Note that it’s difficult and unintuitive to test interning because the interpreter is actively working against you, interning script content before execution (and statements entered manually when in the interpreter).

Usage

Let’s benchmark a small dataset coming from a json file. The file is 1000 MB (compact json encoding) with 200k records.

The built-in json parser can be given extra arguments to control how objects are instantiated.

Ever wondered why the json decoder has a crazy amount of magical arguments? json.load(fp, *, cls=None, object_hook=None, parse_float=None, parse_int=None, parse_constant=None, object_pairs_hook=None, **kw) that is for crazy people to do crazy performance optimizations.

Code:

###
obj = json.load(handle)
### VS
obj = json.load(handle, object_pairs_hook=deduplicate_keys)
### VS
obj = json.load(handle, object_pairs_hook=deduplicate_strings)
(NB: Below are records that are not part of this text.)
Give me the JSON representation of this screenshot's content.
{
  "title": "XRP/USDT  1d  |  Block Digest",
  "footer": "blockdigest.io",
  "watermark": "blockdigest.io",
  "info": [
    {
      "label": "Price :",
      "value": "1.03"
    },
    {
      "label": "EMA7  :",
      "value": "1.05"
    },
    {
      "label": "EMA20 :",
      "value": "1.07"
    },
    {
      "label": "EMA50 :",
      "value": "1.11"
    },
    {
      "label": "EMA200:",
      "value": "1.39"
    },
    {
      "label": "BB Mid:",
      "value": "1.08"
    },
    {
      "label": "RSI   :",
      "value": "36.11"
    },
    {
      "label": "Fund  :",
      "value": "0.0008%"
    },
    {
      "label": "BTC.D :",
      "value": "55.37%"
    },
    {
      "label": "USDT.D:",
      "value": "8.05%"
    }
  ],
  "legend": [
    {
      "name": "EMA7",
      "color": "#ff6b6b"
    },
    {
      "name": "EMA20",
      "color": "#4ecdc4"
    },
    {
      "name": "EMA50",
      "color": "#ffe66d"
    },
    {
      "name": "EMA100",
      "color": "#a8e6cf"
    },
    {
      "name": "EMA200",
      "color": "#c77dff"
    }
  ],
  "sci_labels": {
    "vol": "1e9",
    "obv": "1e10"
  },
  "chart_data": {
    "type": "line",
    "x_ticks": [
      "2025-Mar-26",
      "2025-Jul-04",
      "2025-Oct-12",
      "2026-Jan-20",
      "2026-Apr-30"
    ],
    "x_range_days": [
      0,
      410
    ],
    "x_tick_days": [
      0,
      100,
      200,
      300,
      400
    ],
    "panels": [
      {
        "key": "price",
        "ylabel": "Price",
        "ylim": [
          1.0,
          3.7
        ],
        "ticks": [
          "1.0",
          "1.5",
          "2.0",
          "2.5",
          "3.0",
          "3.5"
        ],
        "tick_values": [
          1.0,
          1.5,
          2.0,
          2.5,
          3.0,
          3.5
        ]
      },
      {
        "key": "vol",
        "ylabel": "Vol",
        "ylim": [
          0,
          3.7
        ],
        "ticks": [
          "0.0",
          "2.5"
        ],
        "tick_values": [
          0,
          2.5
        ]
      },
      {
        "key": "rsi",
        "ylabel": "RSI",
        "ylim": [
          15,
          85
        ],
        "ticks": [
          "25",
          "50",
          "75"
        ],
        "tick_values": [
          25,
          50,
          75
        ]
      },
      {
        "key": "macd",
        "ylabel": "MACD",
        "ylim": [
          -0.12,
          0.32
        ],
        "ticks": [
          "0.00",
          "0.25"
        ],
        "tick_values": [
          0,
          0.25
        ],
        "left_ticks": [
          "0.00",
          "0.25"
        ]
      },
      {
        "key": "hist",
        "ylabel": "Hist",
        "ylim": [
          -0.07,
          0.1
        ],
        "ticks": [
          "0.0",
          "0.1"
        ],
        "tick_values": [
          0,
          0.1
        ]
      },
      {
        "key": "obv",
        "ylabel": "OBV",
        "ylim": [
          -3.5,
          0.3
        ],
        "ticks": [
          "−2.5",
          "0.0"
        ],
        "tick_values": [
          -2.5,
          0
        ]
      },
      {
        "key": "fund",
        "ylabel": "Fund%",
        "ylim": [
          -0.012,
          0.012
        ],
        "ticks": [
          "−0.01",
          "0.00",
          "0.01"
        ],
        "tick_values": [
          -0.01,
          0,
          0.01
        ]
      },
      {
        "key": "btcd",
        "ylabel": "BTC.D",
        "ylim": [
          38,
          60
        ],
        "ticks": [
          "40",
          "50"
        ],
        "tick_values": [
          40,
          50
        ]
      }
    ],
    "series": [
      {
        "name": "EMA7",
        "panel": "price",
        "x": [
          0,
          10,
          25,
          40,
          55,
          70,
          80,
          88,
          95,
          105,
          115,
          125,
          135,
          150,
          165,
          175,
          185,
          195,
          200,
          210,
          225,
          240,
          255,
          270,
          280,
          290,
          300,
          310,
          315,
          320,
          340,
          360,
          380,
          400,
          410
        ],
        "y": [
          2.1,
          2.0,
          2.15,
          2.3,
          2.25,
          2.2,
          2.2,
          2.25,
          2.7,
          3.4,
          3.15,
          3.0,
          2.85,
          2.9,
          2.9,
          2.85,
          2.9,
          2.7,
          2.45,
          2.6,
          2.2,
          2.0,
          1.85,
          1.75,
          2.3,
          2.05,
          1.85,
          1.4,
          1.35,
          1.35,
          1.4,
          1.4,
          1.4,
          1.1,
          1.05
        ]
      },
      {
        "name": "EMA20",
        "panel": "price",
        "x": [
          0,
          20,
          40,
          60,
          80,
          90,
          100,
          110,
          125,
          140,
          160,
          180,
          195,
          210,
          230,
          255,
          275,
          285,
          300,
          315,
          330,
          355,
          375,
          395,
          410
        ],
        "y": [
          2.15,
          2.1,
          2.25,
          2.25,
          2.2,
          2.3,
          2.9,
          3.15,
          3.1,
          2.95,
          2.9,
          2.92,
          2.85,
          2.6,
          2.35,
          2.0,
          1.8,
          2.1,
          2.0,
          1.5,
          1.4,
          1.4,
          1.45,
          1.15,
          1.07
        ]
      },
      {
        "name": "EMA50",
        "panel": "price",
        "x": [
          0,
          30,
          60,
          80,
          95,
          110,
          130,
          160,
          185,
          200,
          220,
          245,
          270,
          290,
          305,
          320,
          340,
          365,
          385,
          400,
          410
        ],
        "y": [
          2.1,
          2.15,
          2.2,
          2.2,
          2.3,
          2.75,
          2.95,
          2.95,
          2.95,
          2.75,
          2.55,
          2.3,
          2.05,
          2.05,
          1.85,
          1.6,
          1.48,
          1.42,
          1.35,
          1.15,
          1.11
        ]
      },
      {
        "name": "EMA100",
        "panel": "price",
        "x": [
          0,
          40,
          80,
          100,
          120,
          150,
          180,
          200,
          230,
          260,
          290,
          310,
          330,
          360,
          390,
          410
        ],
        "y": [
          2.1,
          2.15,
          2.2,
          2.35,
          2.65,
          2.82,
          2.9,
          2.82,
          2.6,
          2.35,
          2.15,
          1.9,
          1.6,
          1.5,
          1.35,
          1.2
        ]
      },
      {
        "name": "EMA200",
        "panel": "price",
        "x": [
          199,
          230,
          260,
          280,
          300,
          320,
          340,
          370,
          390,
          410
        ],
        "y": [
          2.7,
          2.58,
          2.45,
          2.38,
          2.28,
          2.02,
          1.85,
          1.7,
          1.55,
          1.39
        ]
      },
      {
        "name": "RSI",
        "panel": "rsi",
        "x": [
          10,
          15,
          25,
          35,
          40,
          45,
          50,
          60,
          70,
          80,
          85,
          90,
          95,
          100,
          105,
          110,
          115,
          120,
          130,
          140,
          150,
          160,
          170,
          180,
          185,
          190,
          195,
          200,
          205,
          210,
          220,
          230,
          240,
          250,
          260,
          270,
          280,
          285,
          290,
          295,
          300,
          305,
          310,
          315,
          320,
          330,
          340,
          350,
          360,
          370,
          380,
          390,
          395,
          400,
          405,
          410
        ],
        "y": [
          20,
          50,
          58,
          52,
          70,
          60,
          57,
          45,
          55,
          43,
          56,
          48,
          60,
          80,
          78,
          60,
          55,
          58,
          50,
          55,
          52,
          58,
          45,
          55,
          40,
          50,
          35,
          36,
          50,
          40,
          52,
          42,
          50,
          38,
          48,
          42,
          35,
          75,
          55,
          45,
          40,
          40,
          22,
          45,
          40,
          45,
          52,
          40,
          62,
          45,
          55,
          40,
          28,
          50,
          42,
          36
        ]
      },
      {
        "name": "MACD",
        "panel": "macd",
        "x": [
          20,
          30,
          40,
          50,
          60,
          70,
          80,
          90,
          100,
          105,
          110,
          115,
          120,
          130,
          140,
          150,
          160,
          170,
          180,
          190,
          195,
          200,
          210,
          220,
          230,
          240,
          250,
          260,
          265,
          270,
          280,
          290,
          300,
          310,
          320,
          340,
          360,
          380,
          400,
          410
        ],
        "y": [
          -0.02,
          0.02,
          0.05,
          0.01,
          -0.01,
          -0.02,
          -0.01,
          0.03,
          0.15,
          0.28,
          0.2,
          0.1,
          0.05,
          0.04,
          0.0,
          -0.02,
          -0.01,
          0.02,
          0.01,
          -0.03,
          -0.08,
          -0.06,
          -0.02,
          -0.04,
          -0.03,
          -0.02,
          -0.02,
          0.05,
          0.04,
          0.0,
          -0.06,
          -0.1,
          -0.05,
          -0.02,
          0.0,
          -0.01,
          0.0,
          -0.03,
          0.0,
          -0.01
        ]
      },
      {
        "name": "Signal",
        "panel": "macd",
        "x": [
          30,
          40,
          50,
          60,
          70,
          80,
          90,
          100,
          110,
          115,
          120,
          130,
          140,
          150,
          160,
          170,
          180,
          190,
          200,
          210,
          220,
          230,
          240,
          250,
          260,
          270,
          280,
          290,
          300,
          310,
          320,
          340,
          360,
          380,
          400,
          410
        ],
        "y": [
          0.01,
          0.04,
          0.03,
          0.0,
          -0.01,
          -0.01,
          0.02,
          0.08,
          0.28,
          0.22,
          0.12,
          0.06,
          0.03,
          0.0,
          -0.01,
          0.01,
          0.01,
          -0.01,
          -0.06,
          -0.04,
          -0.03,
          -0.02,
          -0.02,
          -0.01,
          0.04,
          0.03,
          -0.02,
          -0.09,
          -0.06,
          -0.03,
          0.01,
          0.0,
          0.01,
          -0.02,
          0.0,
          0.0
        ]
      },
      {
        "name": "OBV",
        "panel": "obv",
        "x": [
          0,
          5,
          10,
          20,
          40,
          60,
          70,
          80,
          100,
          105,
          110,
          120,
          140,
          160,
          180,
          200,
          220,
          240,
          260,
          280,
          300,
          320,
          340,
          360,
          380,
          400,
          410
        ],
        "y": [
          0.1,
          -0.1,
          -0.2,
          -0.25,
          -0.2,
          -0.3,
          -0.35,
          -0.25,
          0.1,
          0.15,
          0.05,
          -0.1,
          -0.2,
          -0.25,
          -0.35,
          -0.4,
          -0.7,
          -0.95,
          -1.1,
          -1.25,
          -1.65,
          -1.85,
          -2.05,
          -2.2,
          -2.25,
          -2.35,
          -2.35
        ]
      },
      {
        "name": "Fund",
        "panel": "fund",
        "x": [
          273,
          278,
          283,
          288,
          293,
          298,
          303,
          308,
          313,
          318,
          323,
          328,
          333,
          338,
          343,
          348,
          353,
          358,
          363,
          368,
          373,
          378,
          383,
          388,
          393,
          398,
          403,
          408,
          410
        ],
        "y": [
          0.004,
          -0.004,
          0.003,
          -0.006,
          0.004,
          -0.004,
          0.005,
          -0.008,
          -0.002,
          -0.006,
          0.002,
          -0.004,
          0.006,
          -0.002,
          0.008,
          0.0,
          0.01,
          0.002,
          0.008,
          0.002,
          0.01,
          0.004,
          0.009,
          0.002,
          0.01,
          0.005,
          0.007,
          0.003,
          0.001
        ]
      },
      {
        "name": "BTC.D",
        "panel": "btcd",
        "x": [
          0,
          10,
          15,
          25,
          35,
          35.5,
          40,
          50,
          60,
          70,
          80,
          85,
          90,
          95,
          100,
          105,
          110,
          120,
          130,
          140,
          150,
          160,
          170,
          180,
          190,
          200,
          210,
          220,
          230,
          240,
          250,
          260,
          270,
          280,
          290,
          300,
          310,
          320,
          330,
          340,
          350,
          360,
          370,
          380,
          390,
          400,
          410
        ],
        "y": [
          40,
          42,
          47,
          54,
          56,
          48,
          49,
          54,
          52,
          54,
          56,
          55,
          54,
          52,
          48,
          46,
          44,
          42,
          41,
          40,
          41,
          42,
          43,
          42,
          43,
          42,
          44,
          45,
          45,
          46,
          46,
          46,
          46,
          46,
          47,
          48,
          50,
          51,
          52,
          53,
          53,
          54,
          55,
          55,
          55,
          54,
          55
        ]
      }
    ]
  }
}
def deduplicate_keys(items):
    return dict((sys.intern(k), v) for k, v in items)

def deduplicate_strings(items):
    dct = dict()
    for k, v in items:
        if isinstance(v, list):
            dct[sys.intern(k)] = [sys.intern(s) for s in v]
        elif isinstance(v, str):
            if len(v) < 80:
                dct[sys.intern(k)] = sys.intern(v)
            else:
                dct[sys.intern(k)] = v
        else:
            dct[sys.intern(k)] = v
    return dct

# to measure heap usage

# pip install guppy 3
import guppy
heap = guppy.hpy()

heap.setrelheap() # ignore existing objects
do_something()
print(heap.heap())

The above can do three things:

intern dictionary keys (keys are always repeated)
intern short strings, 80 characters maximum (identifiers and short links)
intern lists of strings (notably list of languages and manufacturers)

Result

Good savings from interning strings. Memory usage goes down from 806 MB to 675 MB (that’s 17% for minimal changes). Interestingly more than half of the heap is consumed by strings.

The amount of objects is cut by 38% overall. That ought to have nice side effects like making allocation or garbage collection faster.

Another nice side effect is to make comparison and hash lookup faster. object==otherobject is instantaneous O(1) if both variables are referring to the same object (special case optimization), whereas the normal case is to do a character by character comparison O(N) going through the two strings.

Last but not least, interning dictionary keys alone made no difference at all. Python is automatically interning dictionary keys.